On Thu, Aug 23, 2001 at 02:21:57PM +0100, And Rosta wrote:
> The arguments have mostly been about whether empty places are
> interpreted as containing ce'u or zo'e or either. There are pros to
> the ce'u option and pros to the zo'e option.
> 
> I therefore proposed that empty places in du'u contain zo'e and
> empty places in ka contain ce'u. There is now no ambiguity and
> everybody has the best of all worlds. 
> 
> It would invalidate some prior usage -- many former kas would need
> to be read as du'us. But language evolution always invalidates earlier usage.

I hardly see it as evolution to leave ka entirely unusable. It's already been
pointed out that nobody uses more than 2 ce'us - under this proposal, you'd
often have to use a lot of zo'e just to get the number of ce'us under 3.

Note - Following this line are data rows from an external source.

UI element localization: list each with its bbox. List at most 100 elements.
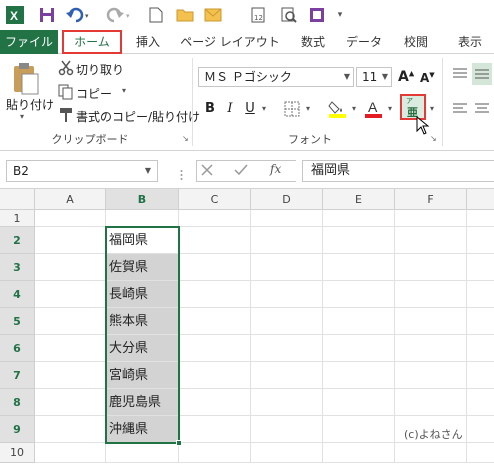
grid-cell[interactable] [179, 362, 251, 389]
align-left-icon[interactable] [452, 102, 468, 116]
grid-cell[interactable] [323, 443, 395, 463]
grid-cell[interactable] [395, 443, 467, 463]
row-header[interactable]: 4 [0, 281, 35, 308]
cell-b2[interactable]: 福岡県 [106, 227, 179, 254]
grid-cell[interactable] [179, 227, 251, 254]
grid-cell[interactable] [467, 335, 494, 362]
grid-cell[interactable] [251, 210, 323, 227]
grid-cell[interactable] [467, 254, 494, 281]
grid-cell[interactable] [467, 443, 494, 463]
grid-cell[interactable] [35, 254, 106, 281]
clipboard-icon[interactable] [8, 60, 44, 100]
form-icon[interactable] [308, 5, 326, 25]
border-dropdown-icon[interactable]: ▾ [302, 98, 314, 120]
grid-cell[interactable] [251, 362, 323, 389]
tab-formulas[interactable]: 数式 [292, 30, 334, 54]
grid-cell[interactable] [35, 416, 106, 443]
worksheet-grid[interactable]: A B C D E F 1 2 福岡県 3 佐賀県 4 長崎県 5 熊本県 6 大分県 7 宮崎県 8 鹿児… [0, 189, 494, 473]
underline-button[interactable]: U [240, 98, 260, 120]
grid-cell[interactable] [251, 335, 323, 362]
grid-cell[interactable] [179, 389, 251, 416]
grid-cell[interactable] [395, 308, 467, 335]
grid-cell[interactable] [323, 254, 395, 281]
tab-insert[interactable]: 挿入 [130, 30, 166, 54]
grid-cell[interactable] [323, 416, 395, 443]
cell-b10[interactable] [106, 443, 179, 463]
grid-cell[interactable] [467, 308, 494, 335]
cut-button[interactable]: 切り取り [76, 61, 124, 78]
grid-cell[interactable] [467, 210, 494, 227]
grid-cell[interactable] [179, 254, 251, 281]
cell-b8[interactable]: 鹿児島県 [106, 389, 179, 416]
grid-cell[interactable] [467, 416, 494, 443]
shrink-font-icon[interactable]: A▼ [420, 71, 435, 85]
grid-cell[interactable] [467, 389, 494, 416]
grid-cell[interactable] [323, 281, 395, 308]
paste-dropdown-icon[interactable]: ▾ [20, 112, 24, 121]
grid-cell[interactable] [467, 281, 494, 308]
clipboard-launcher-icon[interactable]: ↘ [182, 134, 189, 143]
grid-cell[interactable] [467, 362, 494, 389]
font-color-dropdown-icon[interactable]: ▾ [384, 98, 396, 120]
font-launcher-icon[interactable]: ↘ [430, 134, 437, 143]
font-color-icon[interactable]: A [364, 98, 384, 118]
grid-cell[interactable] [35, 389, 106, 416]
cell-b4[interactable]: 長崎県 [106, 281, 179, 308]
grid-cell[interactable] [395, 210, 467, 227]
grid-cell[interactable] [251, 416, 323, 443]
column-header-e[interactable]: E [323, 189, 395, 210]
column-header-g[interactable] [467, 189, 494, 210]
print-preview-icon[interactable]: 12 [250, 5, 268, 25]
grid-cell[interactable] [35, 335, 106, 362]
grid-cell[interactable] [35, 362, 106, 389]
grid-cell[interactable] [35, 210, 106, 227]
cell-b9[interactable]: 沖縄県 [106, 416, 179, 443]
row-header[interactable]: 3 [0, 254, 35, 281]
grow-font-icon[interactable]: A▲ [398, 69, 414, 85]
open-folder-icon[interactable] [176, 5, 194, 25]
column-header-a[interactable]: A [35, 189, 106, 210]
redo-icon[interactable]: ▾ [106, 5, 134, 25]
grid-cell[interactable] [323, 362, 395, 389]
grid-cell[interactable] [179, 281, 251, 308]
formula-input[interactable]: 福岡県 [302, 160, 494, 182]
tab-home[interactable]: ホーム [62, 30, 122, 54]
column-header-c[interactable]: C [179, 189, 251, 210]
column-header-d[interactable]: D [251, 189, 323, 210]
row-header[interactable]: 1 [0, 210, 35, 227]
grid-cell[interactable] [251, 389, 323, 416]
cell-b1[interactable] [106, 210, 179, 227]
grid-cell[interactable] [395, 335, 467, 362]
tab-file[interactable]: ファイル [0, 30, 58, 54]
row-header[interactable]: 6 [0, 335, 35, 362]
grid-cell[interactable] [323, 308, 395, 335]
row-header[interactable]: 9 [0, 416, 35, 443]
email-icon[interactable] [204, 5, 222, 25]
grid-cell[interactable] [395, 389, 467, 416]
grid-cell[interactable] [179, 416, 251, 443]
column-header-b[interactable]: B [106, 189, 179, 210]
save-icon[interactable] [38, 5, 56, 25]
resize-handle-icon[interactable] [180, 169, 183, 180]
cancel-icon[interactable] [200, 163, 214, 177]
format-painter-button[interactable]: 書式のコピー/貼り付け [76, 108, 200, 125]
enter-icon[interactable] [234, 163, 248, 177]
customize-qat-icon[interactable]: ▾ [334, 5, 346, 25]
bold-button[interactable]: B [200, 98, 220, 120]
grid-cell[interactable] [395, 254, 467, 281]
select-all-corner[interactable] [0, 189, 35, 210]
tab-view[interactable]: 表示 [450, 30, 490, 54]
grid-cell[interactable] [35, 443, 106, 463]
column-header-f[interactable]: F [395, 189, 467, 210]
fill-color-dropdown-icon[interactable]: ▾ [348, 98, 360, 120]
align-top-icon[interactable] [452, 67, 468, 81]
grid-cell[interactable] [251, 254, 323, 281]
grid-cell[interactable] [179, 210, 251, 227]
font-name-select[interactable]: ＭＳ Ｐゴシック ▼ [198, 67, 354, 87]
zoom-icon[interactable] [280, 5, 298, 25]
new-file-icon[interactable] [148, 5, 164, 25]
grid-cell[interactable] [179, 443, 251, 463]
row-header[interactable]: 8 [0, 389, 35, 416]
grid-cell[interactable] [35, 281, 106, 308]
grid-cell[interactable] [323, 227, 395, 254]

In fact, this seems like it would invalidate _all_ prior usage, given that
either people use {ka} with no ce'us to mean {nu} or {du'u}, or they include
one {ce'u} and assume that the rest of the places will behave. Now you're
taking both of those usages and making them into functions of up to 5
variables, which I assume nobody using {ka} intended when they wrote it.

I support the approach that if there is no {ce'u} in a {ka}, then it is
implied. Relative clauses get by with implied {ke'a} just fine, although it is
of course clearer to include the {ke'a}. What makes {ce'u} different?